The possibility—call it fear or trepidation, Flood Committee chair Don Airey said--was raised in April, when Ted Werner of Fulton warned supervisors he could see another Blenheim-Gilboa on the horizon.
“That’s the keynote of this visit,” he said.
He’s seen the stories and the discussions, but even with the move toward renewables and people recognizing the value of pumped storage projects, “There’s been no discussion,” of that, Brian Saez, NYPA’s manager of Community Regional Manager, told supervisors.
“There’s been “no discussion lately, that I’m aware of, either expanding the footprint of Blenheim-Gilboa, if it’s even possible, or developing any of these other sites,” Mr. Saez said, referencing the 40-50 other sites considered when B-G was built.
Siting any pumped storage facility is “extremely challenging,” Mr. Saez said, “and I really have a hard time imaging that right now. There’s really been no discussion.”
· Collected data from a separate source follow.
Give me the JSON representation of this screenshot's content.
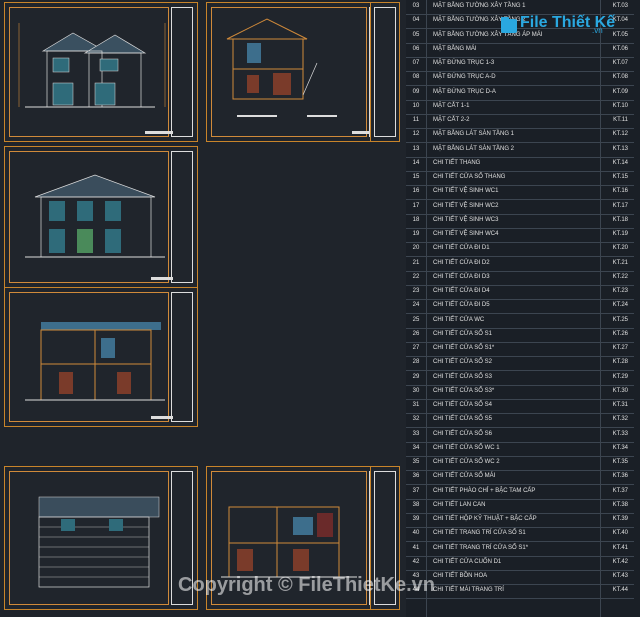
{
  "brand": {
    "name": "File Thiết Kế",
    "suffix": ".vn"
  },
  "watermark": "Copyright © FileThietKe.vn",
  "drawing_list": [
    {
      "no": "03",
      "name": "MẶT BẰNG TƯỜNG XÂY TẦNG 1",
      "code": "KT.03"
    },
    {
      "no": "04",
      "name": "MẶT BẰNG TƯỜNG XÂY TẦNG 2",
      "code": "KT.04"
    },
    {
      "no": "05",
      "name": "MẶT BẰNG TƯỜNG XÂY TẦNG ÁP MÁI",
      "code": "KT.05"
    },
    {
      "no": "06",
      "name": "MẶT BẰNG MÁI",
      "code": "KT.06"
    },
    {
      "no": "07",
      "name": "MẶT ĐỨNG TRỤC 1-3",
      "code": "KT.07"
    },
    {
      "no": "08",
      "name": "MẶT ĐỨNG TRỤC A-D",
      "code": "KT.08"
    },
    {
      "no": "09",
      "name": "MẶT ĐỨNG TRỤC D-A",
      "code": "KT.09"
    },
    {
      "no": "10",
      "name": "MẶT CẮT 1-1",
      "code": "KT.10"
    },
    {
      "no": "11",
      "name": "MẶT CẮT 2-2",
      "code": "KT.11"
    },
    {
      "no": "12",
      "name": "MẶT BẰNG LÁT SÀN TẦNG 1",
      "code": "KT.12"
    },
    {
      "no": "13",
      "name": "MẶT BẰNG LÁT SÀN TẦNG 2",
      "code": "KT.13"
    },
    {
      "no": "14",
      "name": "CHI TIẾT THANG",
      "code": "KT.14"
    },
    {
      "no": "15",
      "name": "CHI TIẾT CỬA SỔ THANG",
      "code": "KT.15"
    },
    {
      "no": "16",
      "name": "CHI TIẾT VỆ SINH WC1",
      "code": "KT.16"
    },
    {
      "no": "17",
      "name": "CHI TIẾT VỆ SINH WC2",
      "code": "KT.17"
    },
    {
      "no": "18",
      "name": "CHI TIẾT VỆ SINH WC3",
      "code": "KT.18"
    },
    {
      "no": "19",
      "name": "CHI TIẾT VỆ SINH WC4",
      "code": "KT.19"
    },
    {
      "no": "20",
      "name": "CHI TIẾT CỬA ĐI D1",
      "code": "KT.20"
    },
    {
      "no": "21",
      "name": "CHI TIẾT CỬA ĐI D2",
      "code": "KT.21"
    },
    {
      "no": "22",
      "name": "CHI TIẾT CỬA ĐI D3",
      "code": "KT.22"
    },
    {
      "no": "23",
      "name": "CHI TIẾT CỬA ĐI D4",
      "code": "KT.23"
    },
    {
      "no": "24",
      "name": "CHI TIẾT CỬA ĐI D5",
      "code": "KT.24"
    },
    {
      "no": "25",
      "name": "CHI TIẾT CỬA WC",
      "code": "KT.25"
    },
    {
      "no": "26",
      "name": "CHI TIẾT CỬA SỔ S1",
      "code": "KT.26"
    },
    {
      "no": "27",
      "name": "CHI TIẾT CỬA SỔ S1*",
      "code": "KT.27"
    },
    {
      "no": "28",
      "name": "CHI TIẾT CỬA SỔ S2",
      "code": "KT.28"
    },
    {
      "no": "29",
      "name": "CHI TIẾT CỬA SỔ S3",
      "code": "KT.29"
    },
    {
      "no": "30",
      "name": "CHI TIẾT CỬA SỔ S3*",
      "code": "KT.30"
    },
    {
      "no": "31",
      "name": "CHI TIẾT CỬA SỔ S4",
      "code": "KT.31"
    },
    {
      "no": "32",
      "name": "CHI TIẾT CỬA SỔ S5",
      "code": "KT.32"
    },
    {
      "no": "33",
      "name": "CHI TIẾT CỬA SỔ S6",
      "code": "KT.33"
    },
    {
      "no": "34",
      "name": "CHI TIẾT CỬA SỔ WC 1",
      "code": "KT.34"
    },
    {
      "no": "35",
      "name": "CHI TIẾT CỬA SỔ WC 2",
      "code": "KT.35"
    },
    {
      "no": "36",
      "name": "CHI TIẾT CỬA SỔ MÁI",
      "code": "KT.36"
    },
    {
      "no": "37",
      "name": "CHI TIẾT PHÀO CHỈ + BẬC TAM CẤP",
      "code": "KT.37"
    },
    {
      "no": "38",
      "name": "CHI TIẾT LAN CAN",
      "code": "KT.38"
    },
    {
      "no": "39",
      "name": "CHI TIẾT HỘP KỸ THUẬT + BẬC CẤP",
      "code": "KT.39"
    },
    {
      "no": "40",
      "name": "CHI TIẾT TRANG TRÍ CỬA SỔ S1",
      "code": "KT.40"
    },
    {
      "no": "41",
      "name": "CHI TIẾT TRANG TRÍ CỬA SỔ S1*",
      "code": "KT.41"
    },
    {
      "no": "42",
      "name": "CHI TIẾT CỬA CUỐN D1",
      "code": "KT.42"
    },
    {
      "no": "43",
      "name": "CHI TIẾT BỒN HOA",
      "code": "KT.43"
    },
    {
      "no": "44",
      "name": "CHI TIẾT MÁI TRANG TRÍ",
      "code": "KT.44"
    }
  ]
}
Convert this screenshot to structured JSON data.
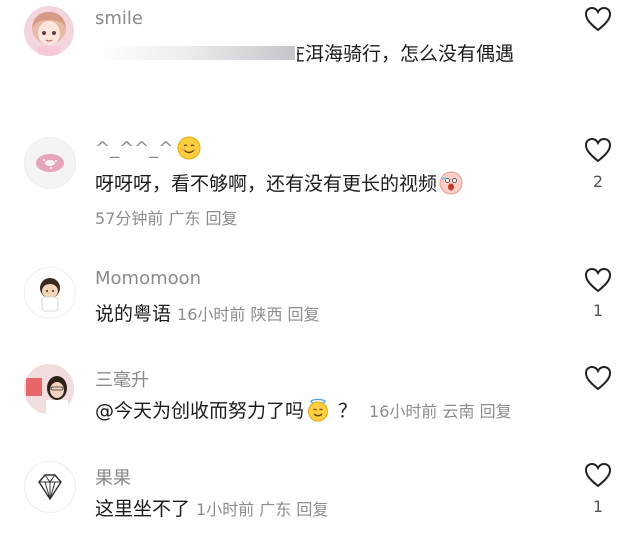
{
  "comments": [
    {
      "username": "smile",
      "text": "洱海骑行，怎么没有偶遇",
      "text_prefix_partial": "在"
    },
    {
      "username": "^_^^_^",
      "username_emoji": "smiling-face-emoji",
      "text": "呀呀呀，看不够啊，还有没有更长的视频",
      "text_emoji": "shocked-face-emoji",
      "meta": "57分钟前 广东 回复",
      "likes": "2"
    },
    {
      "username": "Momomoon",
      "text": "说的粤语",
      "meta": "16小时前 陕西 回复",
      "likes": "1"
    },
    {
      "username": "三毫升",
      "text": "@今天为创收而努力了吗",
      "text_emoji": "halo-face-emoji",
      "text_suffix": "？",
      "meta": "16小时前 云南 回复"
    },
    {
      "username": "果果",
      "text": "这里坐不了",
      "meta": "1小时前 广东 回复",
      "likes": "1"
    }
  ],
  "icons": {
    "like": "heart-outline-icon",
    "avatar_4": "diamond-icon"
  },
  "colors": {
    "username": "#8a8a8a",
    "text": "#1b1b1b",
    "meta": "#8d8d8d"
  }
}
Mr. Airey said before the NYPA presentation that he wanted that point on the record.
Mr. Airey’s—and Mr. Werner’s—concern was prompted by a proposal to build an 800-acre pumped storage project in the Greene County Town of Olive at the Ashokan Reservoir.
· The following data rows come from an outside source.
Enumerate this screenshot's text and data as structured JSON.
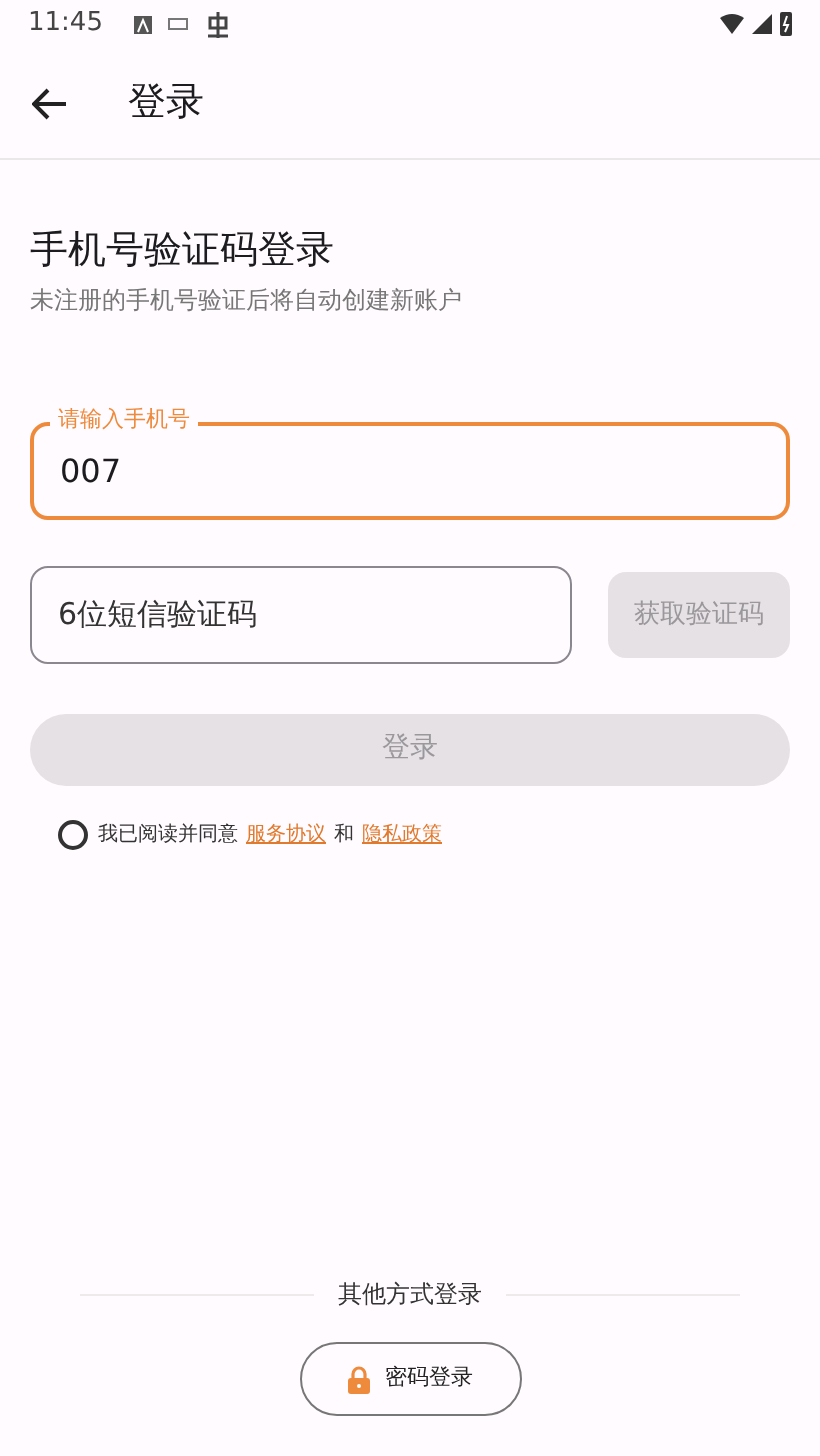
{
  "status_bar": {
    "time": "11:45"
  },
  "app_bar": {
    "title": "登录"
  },
  "heading": {
    "title": "手机号验证码登录",
    "subtitle": "未注册的手机号验证后将自动创建新账户"
  },
  "phone_field": {
    "label": "请输入手机号",
    "value": "007",
    "focused": true
  },
  "code_field": {
    "placeholder": "6位短信验证码"
  },
  "get_code_button": {
    "label": "获取验证码",
    "disabled": true
  },
  "login_button": {
    "label": "登录",
    "disabled": true
  },
  "agreement": {
    "checked": false,
    "text": "我已阅读并同意",
    "terms_link": "服务协议",
    "and": "和",
    "privacy_link": "隐私政策"
  },
  "other_methods": {
    "label": "其他方式登录",
    "buttons": [
      {
        "label": "密码登录",
        "kind": "password"
      }
    ]
  }
}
Like the Schoharie Reservoir in the Town of Gilboa, the Ashokan Reservoir provides clean drinking water to New York City; NYPA’s B-G reservoirs generate electricity.
In April, surprise plans by a California company, Premium Energy Holdings, to build an 800-acre pumped storage project were withdrawn in light of community opposition.
At the time. Premium Energy’s Victor Rojas told the Federal Energy Regulatory Commission the company could submit a new application, “Once a more suitable project location is identified.”
“So you see where we’re coming from,” Mr. Airey said.
Also, Friday, Mario Roefaro, NYPA’s manager of Community and Government Relations, touched on Clean Path, New York State’s $11 billion, 175-mile infrastructure project to deliver green energy from Delhi, in Delaware County, to Queens.
The transmission lines being built for Clean Path NY will all be underground, Mr. Roefaro said, and they’ll all be outside of Schoharie County.
The project’s tie to B-G is that it will be using existing power lines to Delhi, he said.
Clean Path is an Article 7 project and it’s now in the pre-application phase, he said.
Once it’s been filed with the Public Service Commission there will be a place online for people to submit concerns.
Informational open houses will also be held in the impacted areas, and in fact, they’ve already begun, both in Delaware County and downstate.